After due thought, Striking Horse decided he didn’t remember any baby being lost that summer. Must have happened in some other village than his own. He said he would ask some other calendar keeper sometime, when he ran into one. If he found out, he would send word. He put the carbine away, and offered Cash a smoke.
“I guess I was a damn fool,” Cash said. “Wasted a carbine, likely. Still…the Kiowas don’t generally lie. Except to damyankee commissions,” he qualified it, “who lie all the time. He might find out. I remembered afterward he never asked where to send word. But I judge they know how to find us, all right.”

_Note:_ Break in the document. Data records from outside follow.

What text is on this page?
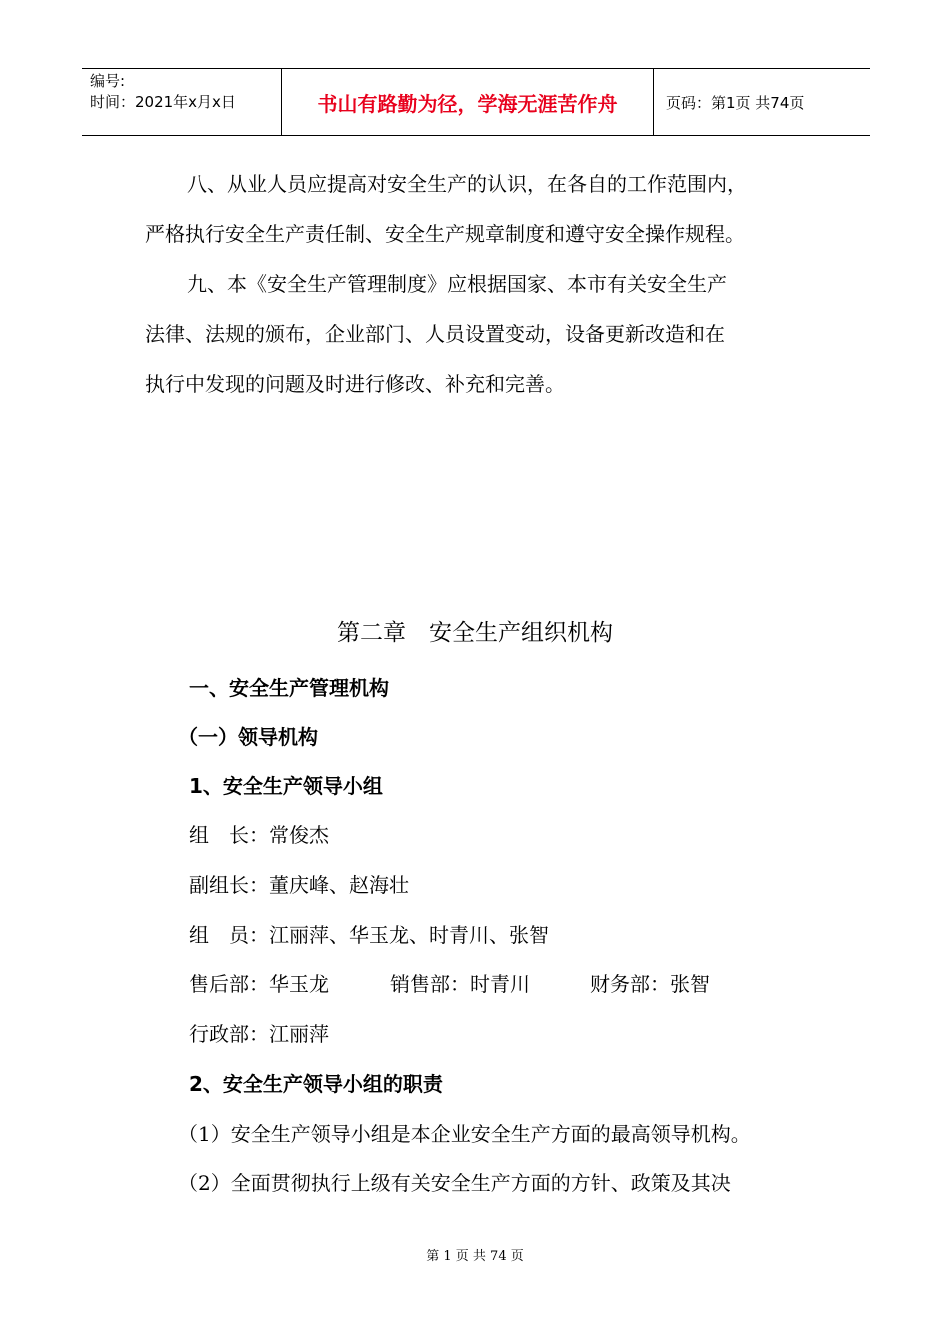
编号:
时间：2021年x月x日	书山有路勤为径，学海无涯苦作舟	页码：第1页 共74页
八、从业人员应提高对安全生产的认识，在各自的工作范围内，
严格执行安全生产责任制、安全生产规章制度和遵守安全操作规程。
九、本《安全生产管理制度》应根据国家、本市有关安全生产
法律、法规的颁布，企业部门、人员设置变动，设备更新改造和在
执行中发现的问题及时进行修改、补充和完善。
第二章　安全生产组织机构
一、安全生产管理机构
（一）领导机构
1、安全生产领导小组
组　长：常俊杰
副组长：董庆峰、赵海壮
组　员：江丽萍、华玉龙、时青川、张智
售后部：华玉龙	销售部：时青川	财务部：张智
行政部：江丽萍
2、安全生产领导小组的职责
（1）安全生产领导小组是本企业安全生产方面的最高领导机构。
（2）全面贯彻执行上级有关安全生产方面的方针、政策及其决
第 1 页 共 74 页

Yes, I judge they do, Ben thought. Too dang hootin’ well. He was hiding a bitter anger, for his immediate conviction was that Cash had made out death war-rants for them all. The thin nonsense about a dream could not have fooled Striking Horse for a minute. So here was Abe Kelsey at their throats again; doubtless he had tried to tell the Indians a thousand times that the Zacharys were holding a captive Kiowa girl. Now old Kelsey was dead, and still they weren’t shed of him at all. He was even safe from them, for they could never again hope to hunt him down and kill him as a solution to anything. He put Ben in mind of John Brown, whose dead body had got into a song, and helped bring on a war the South could not win. And here we got another damned hell-raising old hooter amoldering in his grave, while his mischief goes marching on. I suppose the old son of a bitch ain’t ever going to lie still.
Small matter whether the Kiowas had believed Kelsey or not, now that Cash had run to Striking Horse and virtually confirmed the whole thing. Cash didn’t realize, Ben told himself, keeping his mouth shut and his face still until he could get hold of his anger. He had to remember that the dangers with which Cash had been tampering had been far less plain at the time Cash set off up the Wichita Trail. He didn’t know….
“I don’t know why we never thought of this before,” Cash said. “Papa could have proved long ago she hasn’t a drop of Kiowa blood, right out of those Kiowa history calendars. Easier then than now.”
Ben saw, then, what had blinded Cassius to his mistake. Their mother’s wishful assumption that Rachel was of pure blood had stood in Cash’s mind as an unquestioned truth, without alternative, since before he could remember. Only Ben knew why his father had never gone to the Kiowas for an answer.
William Zachary had believed Rachel was a Kiowa child. Perhaps, for all Ben knew, he had known it for certain.
No use to tell Cash that now. “You did a brave thing,” was all Ben said, at last.
But nothing about Striking Horse, or the missing eight days, came up to mar the triumph of Cash’s return, that first day.